Monday, June 28, 2010

the log; rebirth

Monday, June 28, 2010
it had been almost a month since the first day i registered here,

it had been so good here since then.
friends, life, routine, everything revolves around me is becoming better,
and I'm thankful to Allah for that.

since I started the new life at the new place,
I discovered something - I have to be a new ME.
it means that I have to change, totally change.
as the saying goes, turn over a new leaf.


so, I've figured it out and decided that I have to undergoes the process of rebirth,
rebirth, or so-called by me. sounds exciting isn't it?
so, everything's started again from zero.

and I found that, this rebirth process is very effective.
and I like the new ME.
it's not like ME becoming a hypocrite or so.
it is just I'd discovered a counter part of me, somewhere hidden lies beneath my self.
I should have done it before, but there's no use to crying over a spilled milk.

maybe, most of u criticized ME for not being myself and hypocrite.
as I've mentioned before, this is not ME-being-hypocrite or myself.
well if you do, I don't give a damn fucking care about it and if u don't, well, thanks.

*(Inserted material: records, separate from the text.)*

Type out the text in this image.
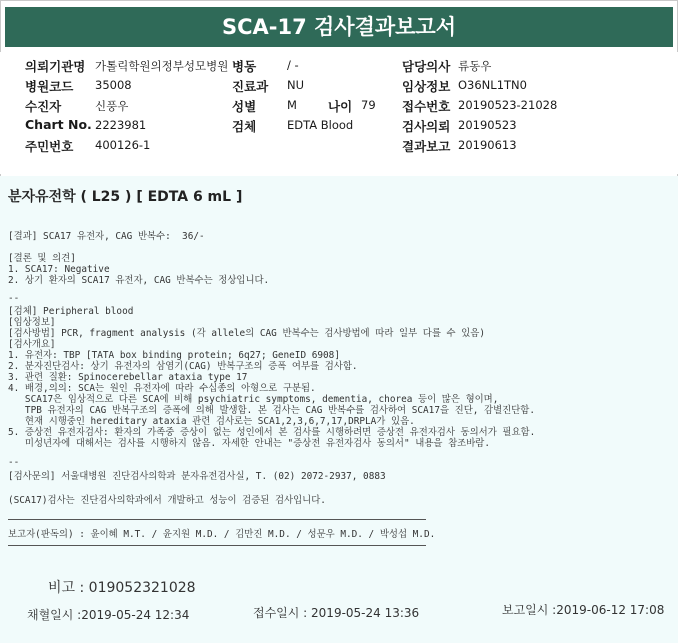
SCA-17 검사결과보고서
의뢰기관명 가톨릭학원의정부성모병원 병동	/ -	담당의사 류동우
병원코드 35008	진료과 NU	임상정보 O36NL1TN0
수진자	신풍우	성별	M 나이 79 접수번호 20190523-21028
Chart No. 2223981	검체	EDTA Blood	검사의뢰 20190523
주민번호 400126-1	결과보고 20190613
분자유전학 ( L25 ) [ EDTA 6 mL ]
[결과] SCA17 유전자, CAG 반복수:  36/-
[결론 및 의견]
1. SCA17: Negative
2. 상기 환자의 SCA17 유전자, CAG 반복수는 정상입니다.
--
[검체] Peripheral blood
[임상정보]
[검사방법] PCR, fragment analysis (각 allele의 CAG 반복수는 검사방법에 따라 일부 다를 수 있음)
[검사개요]
1. 유전자: TBP [TATA box binding protein; 6q27; GeneID 6908]
2. 분자진단검사: 상기 유전자의 삼염기(CAG) 반복구조의 증폭 여부를 검사함.
3. 관련 질환: Spinocerebellar ataxia type 17
4. 배경,의의: SCA는 원인 유전자에 따라 수십종의 아형으로 구분됨.
SCA17은 임상적으로 다른 SCA에 비해 psychiatric symptoms, dementia, chorea 등이 많은 형이며,
TPB 유전자의 CAG 반복구조의 증폭에 의해 발생함. 본 검사는 CAG 반복수를 검사하여 SCA17을 진단, 감별진단함.
현재 시행중인 hereditary ataxia 관련 검사로는 SCA1,2,3,6,7,17,DRPLA가 있음.
5. 증상전 유전자검사: 환자의 가족중 증상이 없는 성인에서 본 검사를 시행하려면 증상전 유전자검사 동의서가 필요함.
미성년자에 대해서는 검사를 시행하지 않음. 자세한 안내는 "증상전 유전자검사 동의서" 내용을 참조바람.
--
[검사문의] 서울대병원 진단검사의학과 분자유전검사실, T. (02) 2072-2937, 0883
(SCA17)검사는 진단검사의학과에서 개발하고 성능이 검증된 검사입니다.
보고자(판독의) : 윤이혜 M.T. / 윤지원 M.D. / 김만진 M.D. / 성문우 M.D. / 박성섭 M.D.
비고 : 019052321028
채혈일시 :2019-05-24 12:34	접수일시 : 2019-05-24 13:36	보고일시 :2019-06-12 17:08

everything's in this world change, time change, tide change it course,
and so does human. So, as a human living in a community, we have to change ourselves so that we can blend in with the community.
I'm tired of becoming the old ME, and this is my choice.
back then, when I'd reunion with my primary school's friend,
I asked myself and wondering - why these peoples look very different, there's something about them that I cannot find myself knowing them.
Now, I knew why.

I hope that this is the best for ME.